Clemson University researchers are conducting research to improve sustainability of the Southeast’s peach production, focusing on bacterial canker and bacterial spot diseases.

Much like people, peaches also enjoy the mild climate of the southeastern United States. Sadly, so do pests and diseases, namely bacterial diseases.

A Clemson University team, with the help of a grant from the Sustainable Agriculture Research and Education (SARE) program, is conducting research to fight back by developing holistic strategies to improve disease management and peach tree health.

The goal of the project is to improve sustainability of the Southeast’s peach production, focusing on bacterial canker and bacterial spot diseases.

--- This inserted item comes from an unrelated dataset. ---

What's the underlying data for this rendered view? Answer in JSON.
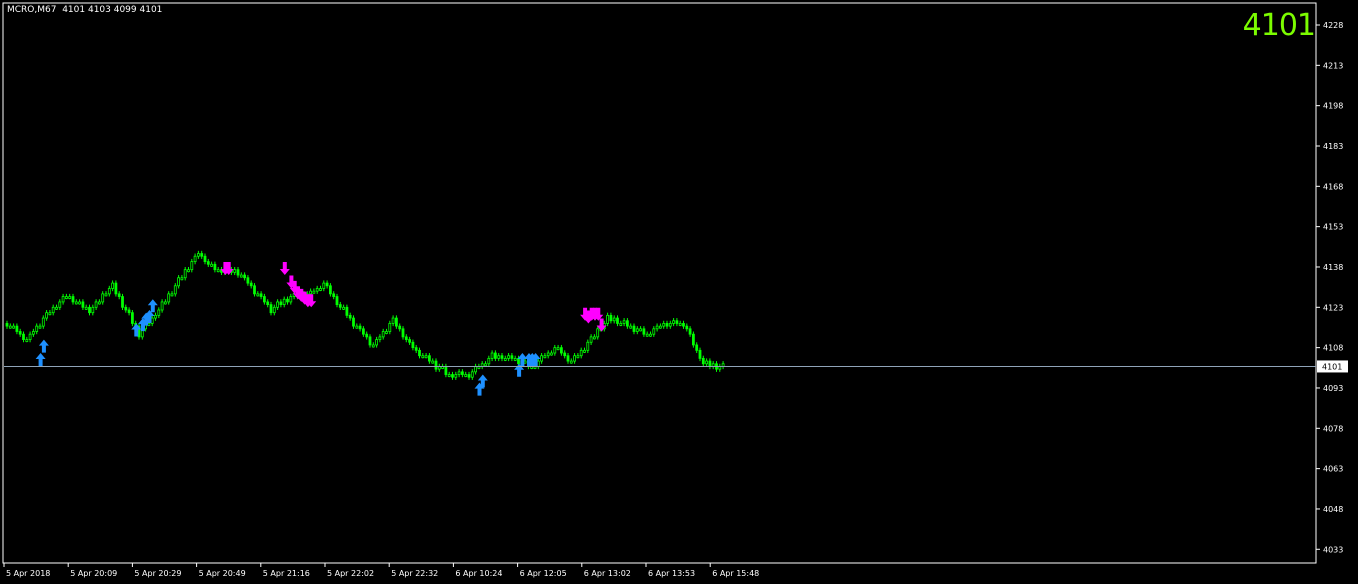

Bacterial spot and bacterial canker cause an estimated $22 million in annual losses in South Carolina and Georgia. Bacterial spot can lead to severe defoliation of leaves and spots on fruit significantly reduce marketable yields. Bacterial canker on woody tissues leads to shoot death and tree death. Managing these diseases is very challenging.

The research team consists of Clemson experts on the university’s main campus and research stations across the state: Hehe Wang, a plant bacteriologist and pathologist housed at the Edisto Research and Education Center (REC) near Blackville, South Carollina; Rongzhong Ye, a soil scientist housed at the Pee Dee REC near Florence, South Carolina; and on the main campus in Clemson, South Carolina, plant pathologist Guido Schnabel and pomologist Juan Carlos Melgar in the Plant and Environmental Sciences Department and Michael Vassalos, an associate professor of agribusiness in the Agricultural Sciences Department.

“Currently, no chemical control options are available for management of bacterial canker and bacterial spot management mainly relies on weekly sprays of copper and antibiotics during the growing season,” Wang said. “These chemicals could negatively impact the environment and have led to emergence of copper-tolerant and antibiotic-resistant pathogens, indicating an even greater need for new management options.”